Berliner Arbeitsmarkt: Mehr Männer arbeiten weniger
Zahl der fest Beschäftigten steigt, auch weil Teilzeitjobs zunehmen. Männern nehmen sich Zeit für die Familie. Arbeitgeber bieten weniger Vollzeitstellen an.
Immer mehr Männer in Berlin arbeiten Teilzeit. Das geht aus neuen Zahlen hervor, die das Amt für Statistik Berlin-Brandenburg in dieser Woche veröffentlicht hat. Saß vor zehn Jahren nur jeder dreizehnte männliche sozialversicherungspflichtige Beschäftigte nicht auf einer vollen Stelle, hatte im Sommer 2010 schon jeder Achte einen Teilzeitjob. Nach wie sind Jobs mit reduzierter Stundenzahl aber eine Domäne der Frauen: Im Jahr 2000 arbeitete jede vierte angestellte Berlinerin in Teilzeit, heute ist es jede Dritte. Insgesamt gab es im vergangenen Sommer 246.400 Teilzeitbeschäftigte an der Spree. Damit ist ihre Zahl in den vergangenen zehn Jahren um ein Drittel gestiegen.
Mehr Männer engagierten sich heute in der Familie, erklärt Susanne Wanger, Sozialwissenschaftlerin beim Institut für Arbeitsmarkt- und Berufsforschung (IAB) in Nürnberg, die Entwicklung. Das sei aber nur eine mögliche Ursache für die Zunahme von Teilzeitstellen. Aus bundesweiten Untersuchungen sei auch bekannt, dass ältere Frauen und Männer häufig in Teilzeit arbeiteten - bevor sie dann in die Rente gehen.
Eine weniger erfreuliche Erklärung hat Andreas Splanemann, Sprecher der Dienstleistungsgewerkschaft Ver.di Berlin-Brandenburg. Er höre öfters, dass Arbeitgeber nur Teilzeitstellen anböten, obwohl die Beschäftigten mehr arbeiten wollten. "Die werden unter Druck gesetzt, etwa im Einzelhandel. Ihnen wird gesagt, dass sie Teilzeit arbeiten müssen oder andere Angestellte entlassen werden", berichtet Splanemann. Mit dem Verdienst kämen sie kaum aus.
Die Zunahme von Stellen mit reduzierter Stundenzahl ist Teil einer Entwicklung hin zu mehr sozialversicherungspflichtiger Beschäftigung: Insgesamt hatten 1,12 Millionen Berlinerinnen und Berliner im Juni 2010 einen sozialversicherungspflichtigen Arbeitsplatz, teilte das Amt für Statistik weiter mit. Das sind ungefähr wieder so viele wie zur Jahrtausendwende. Bis 2005 waren feste Jobs bis drastisch abgebaut worden.
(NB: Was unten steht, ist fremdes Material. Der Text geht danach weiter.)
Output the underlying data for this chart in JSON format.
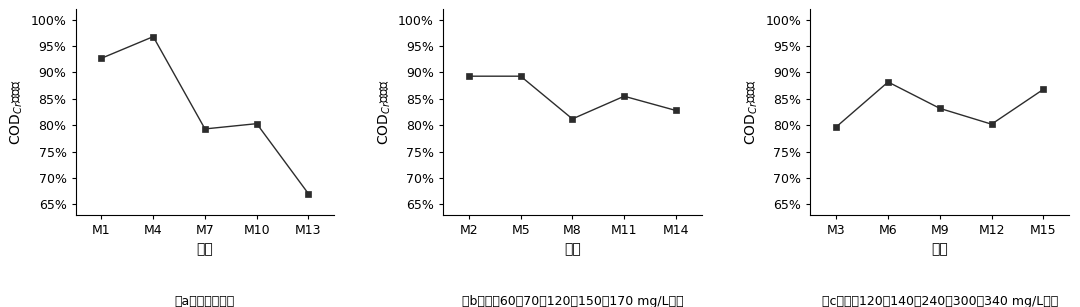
{
  "subplots": [
    {
      "x_labels": [
        "M1",
        "M4",
        "M7",
        "M10",
        "M13"
      ],
      "y_values": [
        0.927,
        0.968,
        0.793,
        0.803,
        0.67
      ],
      "caption": "（a）未投加碳源"
    },
    {
      "x_labels": [
        "M2",
        "M5",
        "M8",
        "M11",
        "M14"
      ],
      "y_values": [
        0.893,
        0.893,
        0.812,
        0.855,
        0.828
      ],
      "caption": "（b）外投60、70、120、150、170 mg/L碳源"
    },
    {
      "x_labels": [
        "M3",
        "M6",
        "M9",
        "M12",
        "M15"
      ],
      "y_values": [
        0.797,
        0.882,
        0.832,
        0.802,
        0.868
      ],
      "caption": "（c）外投120、140、240、300、340 mg/L碳源"
    }
  ],
  "ylim": [
    0.63,
    1.02
  ],
  "yticks": [
    0.65,
    0.7,
    0.75,
    0.8,
    0.85,
    0.9,
    0.95,
    1.0
  ],
  "xlabel": "编号",
  "line_color": "#2c2c2c",
  "marker": "s",
  "marker_size": 4,
  "background_color": "#ffffff",
  "caption_fontsize": 9,
  "axis_label_fontsize": 10,
  "tick_fontsize": 9
}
Richtig freuen mag sich Dieter Pienkny, Sprecher des Deutschen Gewerkschaftsbunds in Berlin und Brandenburg, dennoch nicht. "Man muss genau hinschauen, welche Qualität diese Jobs haben." Die könnten sozialversicherungspflichtig, aber trotzdem prekär sein, sagt Pienkny. Der Trend gehe zu Teilzeitarbeit, Projektarbeit und befristeten Jobs. Zudem arbeiteten 35 Prozent der Sozialversicherungspflichtigen in Berlin im Niedriglohnbereich. Als Beispiel nennt Pienkny Friseursalons, Copyshops, das Hotel- und Gaststättengewerbe und die Bewachungsbranche. "Sie verdienen 1.200 bis 1.300 Euro brutto. Das ist hart an der Armutsgrenze."